Shots I can handle, but IVs are another story. I have never in my life been hooked up to one and quite frankly, they scare the living shit out of me. So, when some young nurse came up to me with the fixings of an IV I lost my nerve at her. "You will not touch me with that unless it is absolutely necessary, do you understand me?"

Corey had just come back into the room for a moment, and overheard what I had said. He added to it, "We're talking lawsuits here." The poor little girl turned right around and left the room.

In the two hours waiting for my son to be ready to leave the hospital, my midwife showed up, my doula, as well as a social worker to discuss financial arrangements. She asked me if there was anything I needed and I told her all I wanted was some chocolate. She managed to procure a few Hershey's kisses for me. My midwife came in looking stunned. She and I recounted everything we had done and could not come up with a reasonable explanation as to why my son came so early or so suddenly.

At some point, the tall, slender nurse who gave me my patocin shot asked me if I could go to the restroom. She helped me off the bed and into the bathroom. She gave me a wonderful little squirt bottle to use on my tender area post birth instead of using toilet paper. The warm water was sooooo comforting. After getting back on the bed, she asked me if I wanted my placenta. I was so shocked. I was under the impression that I would have to fight to get my son's placenta to take home with us. We wanted to bury it under a tree, using an ancient Celtic tradition. I had heard that taking bio hazardous material out of a hospital is illegal, and was so happy to hear that I didn't have to make a fuss to get what I wanted.

Two and a half hours after giving birth, Corey came into the room with a cart being pushed by two paramedic-looking people. On the cart was a large plastic box. Inside the box lay my son, sleeping, quiet, peaceful. He had a tube coming out of where his belly-button would be, tubes in his nose, and IV in his foot and several other miscellaneous wires for monitors attached to him.

"We are going to fly him to the NICU in Flagstaff via helicopter.

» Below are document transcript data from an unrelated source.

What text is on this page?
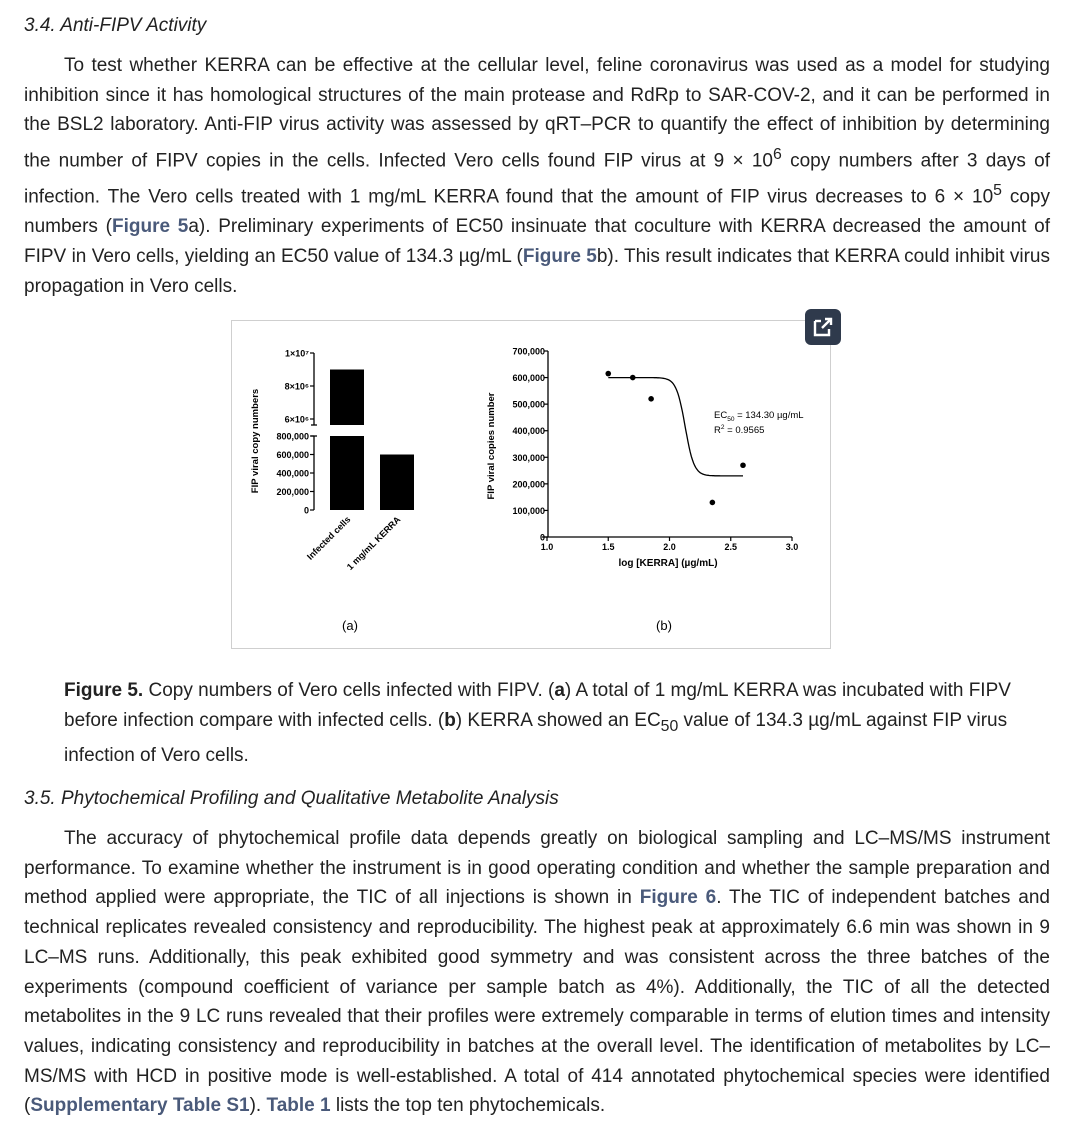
3.4. Anti-FIPV Activity

To test whether KERRA can be effective at the cellular level, feline coronavirus was used as a model for studying inhibition since it has homological structures of the main protease and RdRp to SAR-COV-2, and it can be performed in the BSL2 laboratory. Anti-FIP virus activity was assessed by qRT–PCR to quantify the effect of inhibition by determining the number of FIPV copies in the cells. Infected Vero cells found FIP virus at $9 \times 10^6$ copy numbers after 3 days of infection. The Vero cells treated with 1 mg/mL KERRA found that the amount of FIP virus decreases to $6 \times 10^5$ copy numbers (Figure 5a). Preliminary experiments of EC50 insinuate that coculture with KERRA decreased the amount of FIPV in Vero cells, yielding an EC50 value of 134.3 µg/mL (Figure 5b). This result indicates that KERRA could inhibit virus propagation in Vero cells.

1×10⁷
8×10⁶
6×10⁶
800,000
600,000
400,000
200,000
0
FIP viral copy numbers
Infected cells
1 mg/mL KERRA
(a)
700,000
600,000
500,000
400,000
300,000
200,000
100,000
0
1.0	1.5	2.0	2.5	3.0
log [KERRA] (µg/mL)
FIP viral copies number	$EC_{50} = 134.30$ µg/mL
$R^2 = 0.9565$
(b)

Figure 5. Copy numbers of Vero cells infected with FIPV. (a) A total of 1 mg/mL KERRA was incubated with FIPV before infection compare with infected cells. (b) KERRA showed an $EC_{50}$ value of 134.3 µg/mL against FIP virus infection of Vero cells.

3.5. Phytochemical Profiling and Qualitative Metabolite Analysis

The accuracy of phytochemical profile data depends greatly on biological sampling and LC–MS/MS instrument performance. To examine whether the instrument is in good operating condition and whether the sample preparation and method applied were appropriate, the TIC of all injections is shown in Figure 6. The TIC of independent batches and technical replicates revealed consistency and reproducibility. The highest peak at approximately 6.6 min was shown in 9 LC–MS runs. Additionally, this peak exhibited good symmetry and was consistent across the three batches of the experiments (compound coefficient of variance per sample batch as 4%). Additionally, the TIC of all the detected metabolites in the 9 LC runs revealed that their profiles were extremely comparable in terms of elution times and intensity values, indicating consistency and reproducibility in batches at the overall level. The identification of metabolites by LC–MS/MS with HCD in positive mode is well-established. A total of 414 annotated phytochemical species were identified (Supplementary Table S1). Table 1 lists the top ten phytochemicals.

Is there anything you'd like to say to him?"

For the life of me, I can't remember my first words to my son. They were hollow, whatever they were, like, "hang in there" or "we love you", but they really had no meaning behind them. I didn't even know this person. He had been a mystery. We didn't know his sex, we didn't know his actual due date because we didn't know when we actually conceived him, he was a total stranger. Just some kid in a box. I didn't really feel anything, just a sort of numb acceptance.

I did, however remember being concerned that his ears would be affected by the loudness of the helicopter and I managed to articulate this to the medical team wheeling his cart. "Not to worry," they told me, "this is soundproof plexiglass." I felt a sigh of relief, knowing my poor little baby early, and abandoned by his mother wouldn't wake up just because he was in a loud helicopter.

The staff gave me instructions for checking in at a family house in Flagstaff for those with relatives in the hospital. I also received the number for the NICU to call and check on my son at anytime. They wheeled him away and those remaining in the room made ready to finally go home.

By that time, Cathy's husband and daughter had arrived at the hospital. Katie, my would-be doula was also still there. Corey carried my purse, Kaite followed behind me, pushed by a nurse in a wheelchair, Cathy held her daughter's hand and her husband brought up the rear of the procession bearing the tray wrapped in a plastic holding the placenta.

We left the hospital, Corey and me, in our old Buick, and finished up calling those who would like to know how it went and what happened to us and the baby.